Failed franchiseNow it is coming to an end. The oldest Baby Boomers are turning 68 this year. By 2018 they will be reaching retirement age at a rate of 8,000 a day. From then until 2023, the next generation’s birthrate is half that of the Boomers, and they have considerably less enthusiasm for 65-hour or 6-day work weeks.

In addition, Boomers will consume less. The retired restaurateur starts doing his own gardening. The former landscaper does his own housework. The velocity of money (how many times it changes hands) will also slow as Boomers belatedly save for retirement.

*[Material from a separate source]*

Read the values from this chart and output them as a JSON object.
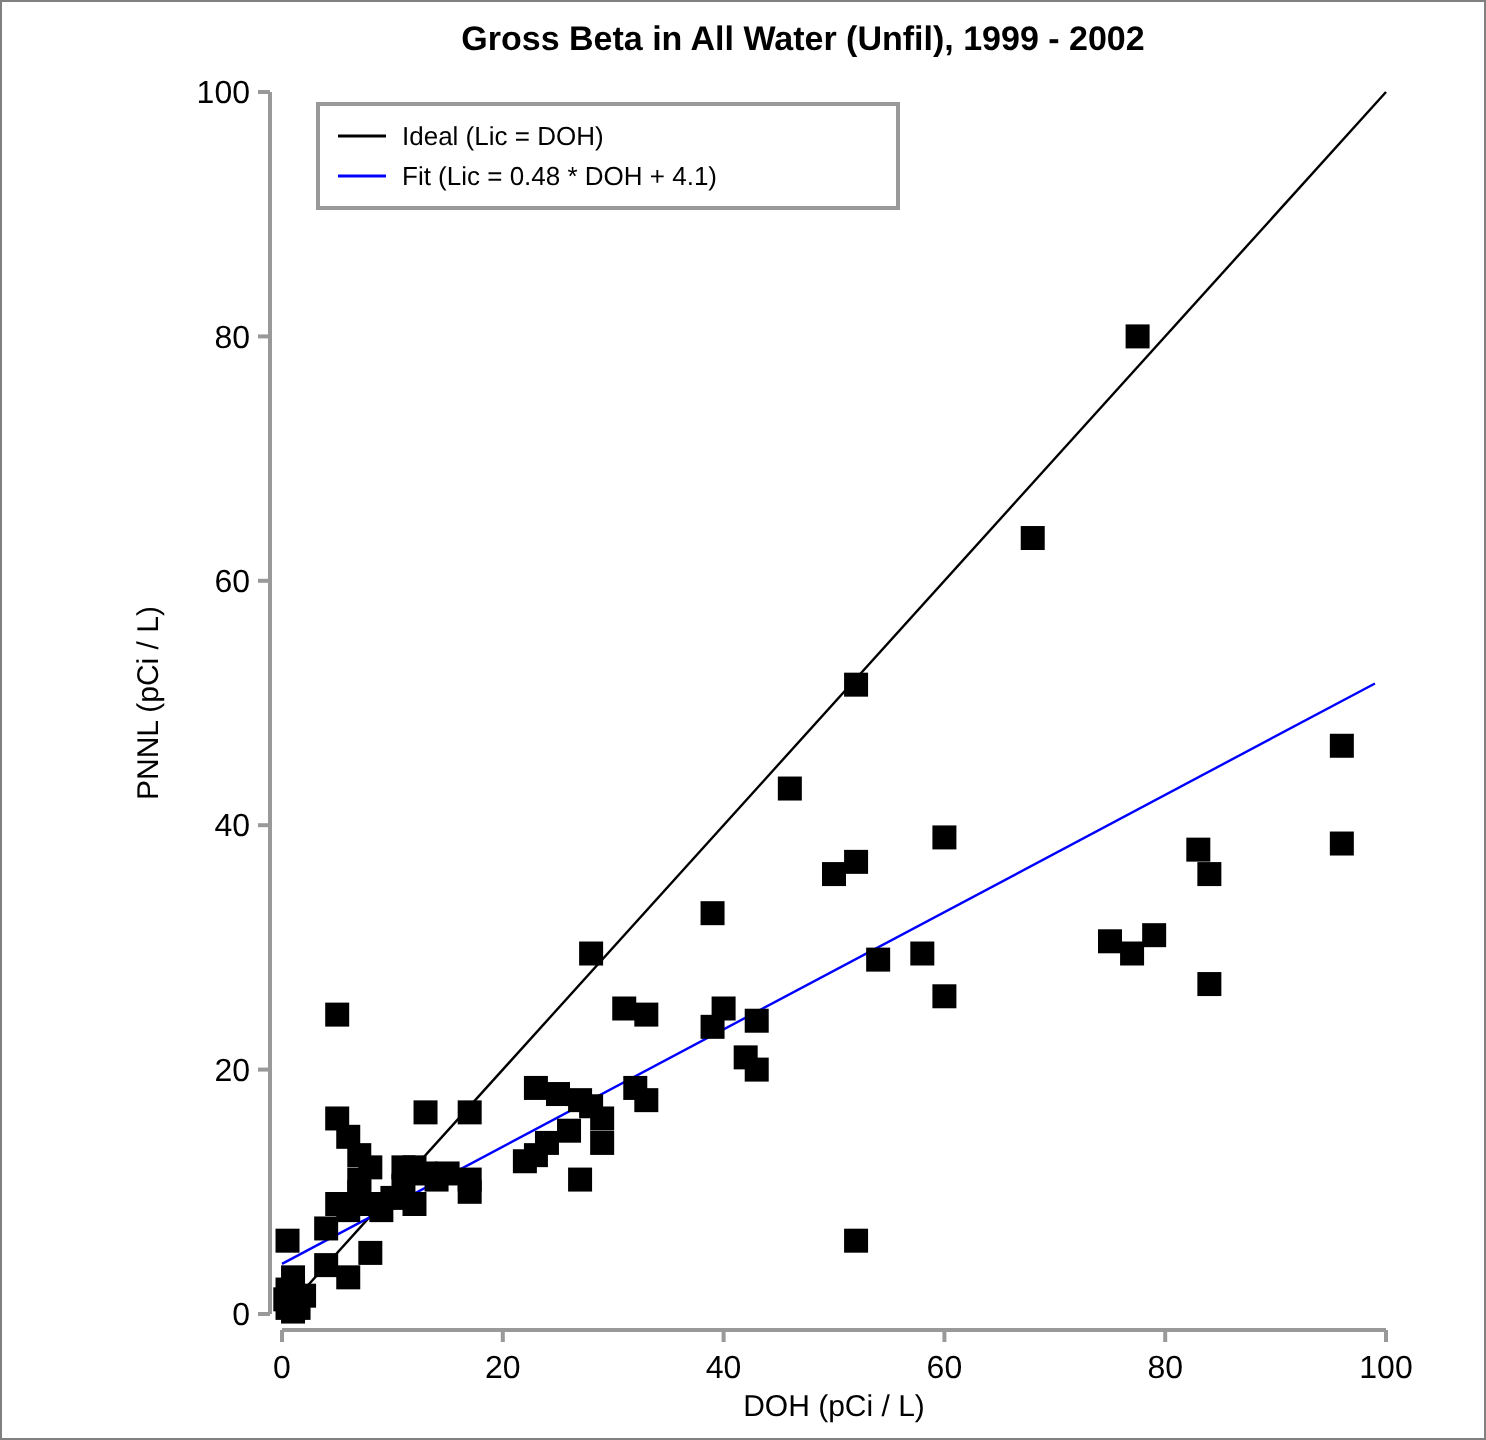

This affects franchises particularly, because they are built on a model that assumes an owner is driving the business. If there aren’t enough owners, the model has to change. Depending on the franchise, it will happen in one of several ways.

  • Franchisors who have the foresight to develop strong manager training programs, along with the financial strength to purchase units from retiring operators, will convert to largely company-owned chains. For them, franchising will have been a developmental model, to be replaced as the first generation of franchisee partners makes its exit.
  • Successful multi-unit operators will grow as they take advantage of acquisition opportunities. Add-on units already have common systems, and family ownership succession is easier in a company with well-defined management structures. As these operators grow to nine-figure revenues and thousands of employees, they will no longer meet any normal definition of a “small” business.
  • Franchisors who remain dependent on a model that requires substantial start-up equity, long hours and hands-on management by an owner must change dramatically or fail. The franchisee they built their business model around is going away.
  • Franchisees with one or two units that they work in personally, and who don’t have children, employees or a franchisor willing to purchase the business, will close. There are simply too few small business buyers with too many alternatives.

All in all, the stereotype of a franchise as a local, mom-and-pop owned business will disappear. You can’t dispute the numbers. There aren’t enough operators  in the pipeline who fit the model of a shirtsleeve owner. Whether run by big multi-unit operators or the parent corporation, franchises will be very different ten years from now.